Die Sicherstellung unsere Services für unsere Kunden ist für uns ein zentrales Anliegen. Die Arbeiten in Kundenprojekten gehen bis jetzt weiter, weitestgehend remote durch unsere Engineers aus dem Homeoffice. Vereinzelt müssen unsere Engineers bei den Kunden vor Ort sein (z.B: Installation von HW, kritische Supportfälle) – diese Einsätze werden unter Berücksichtigung der geltenden Vorschriften geleistet.

Bis jetzt können wir alle unsere Leistungen für unsere Kunden vollbringen. Wir gehen davon aus, dass wir dies weitgehend auch können, wenn das Team zu einem Drittel ausfällt. Unseren betriebskritischen Supportverpflichtungen können wir auch bei einem Ausfall der Hälfte der Belegschaft nachkommen.

Wir sehen, dass die aktuelle Situation eine grosse Herausforderung für unsere Kunden darstellt.
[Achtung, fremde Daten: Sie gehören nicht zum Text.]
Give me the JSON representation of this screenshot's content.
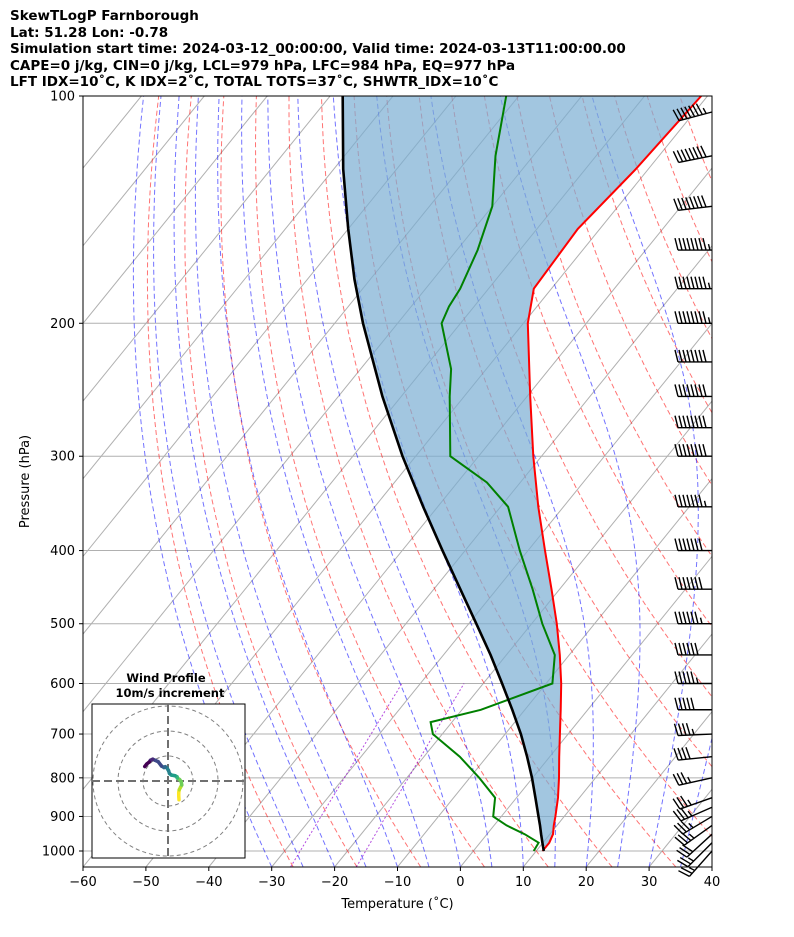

Wir helfen gerne im Rahmen unserer Möglichkeiten:

  • Unterstützung durch unsere Fachkräfte bei Personalengpässen (Krankheitsfälle, Quarantäne, Kinderbetreuung)
  • Unterstützung bei der Etablierung von Homeoffice Infrastruktur (Desktop as a Service)
  • Skalierung der belasteten Infrastruktur (Monitoring und Alarming, Disaster Recovery Site, Cloud Bursting,…)
  • Vermehrtes Homeoffice birgt ein hohes Sicherheitsrisiko (Schutz vor Ransomware, Notfall Notification)
  • Skalierbare und robuste Kundenkontakt Center damit unsere Kunden auch im Notfall erreichbar sind
  • Bei den IT-Mitarbeitenden besteht Bedarf an online Trainingsmöglichkeiten. Unsere Veranstaltungen (Bootcamps, meet – up, Trainings) werden online angeboten und wir bauen das Angebot aus.

Welche Auswirkungen die aktuelle Krise langfristig auf uns haben wird lässt sich im Moment schwer abschätzen, sie sind stark abhängig von der Dauer der aktuellen Situation. Persönlich bin ich davon überzeugt, dass die Krise auch Chancen bringt und uns langfristig prägen wird.
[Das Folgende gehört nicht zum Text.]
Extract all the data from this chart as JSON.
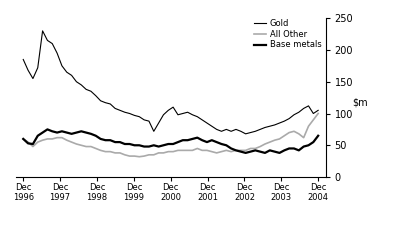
{
  "ylim": [
    0,
    250
  ],
  "yticks": [
    0,
    50,
    100,
    150,
    200,
    250
  ],
  "x_labels": [
    "Dec\n1996",
    "Dec\n1997",
    "Dec\n1998",
    "Dec\n1999",
    "Dec\n2000",
    "Dec\n2001",
    "Dec\n2002",
    "Dec\n2003",
    "Dec\n2004"
  ],
  "legend_labels": [
    "Base metals",
    "Gold",
    "All Other"
  ],
  "base_metals_color": "#000000",
  "gold_color": "#000000",
  "all_other_color": "#aaaaaa",
  "base_metals_lw": 1.6,
  "gold_lw": 0.8,
  "all_other_lw": 1.2,
  "gold": [
    185,
    168,
    155,
    172,
    230,
    215,
    210,
    195,
    175,
    165,
    160,
    150,
    145,
    138,
    135,
    128,
    120,
    117,
    115,
    108,
    105,
    102,
    100,
    97,
    95,
    90,
    88,
    72,
    85,
    98,
    105,
    110,
    98,
    100,
    102,
    98,
    95,
    90,
    85,
    80,
    75,
    72,
    75,
    72,
    75,
    72,
    68,
    70,
    72,
    75,
    78,
    80,
    82,
    85,
    88,
    92,
    98,
    102,
    108,
    112,
    100,
    105
  ],
  "base_metals": [
    60,
    53,
    52,
    65,
    70,
    75,
    72,
    70,
    72,
    70,
    68,
    70,
    72,
    70,
    68,
    65,
    60,
    58,
    58,
    55,
    55,
    52,
    52,
    50,
    50,
    48,
    48,
    50,
    48,
    50,
    52,
    52,
    55,
    58,
    58,
    60,
    62,
    58,
    55,
    58,
    55,
    52,
    50,
    45,
    42,
    40,
    38,
    40,
    42,
    40,
    38,
    42,
    40,
    38,
    42,
    45,
    45,
    42,
    48,
    50,
    55,
    65
  ],
  "all_other": [
    60,
    55,
    48,
    55,
    58,
    60,
    60,
    62,
    62,
    58,
    55,
    52,
    50,
    48,
    48,
    45,
    42,
    40,
    40,
    38,
    38,
    35,
    33,
    33,
    32,
    33,
    35,
    35,
    38,
    38,
    40,
    40,
    42,
    42,
    42,
    42,
    45,
    42,
    42,
    40,
    38,
    40,
    42,
    40,
    42,
    42,
    42,
    45,
    45,
    48,
    52,
    55,
    58,
    60,
    65,
    70,
    72,
    68,
    62,
    80,
    90,
    100
  ]
}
  • Prozesse werden rasch und unkompliziert verschlankt und digitalisiert
  • Neue flexible Arbeitsmodelle werden sich in Bereichen breit machen wo, das vorher nicht denkbar war
  • Geschäftlich wird weniger gereist
  • Skalierbare und robuste IT Architekturen erhalten mehr Gewicht ohne Clouddienste ist dies nicht erreichbar

Wir alle sind betroffen von dieser ausserordentlichen Situation, ich hoffe, dass die Solidarität unter den Menschen auch darüber hinaus Bestand hat.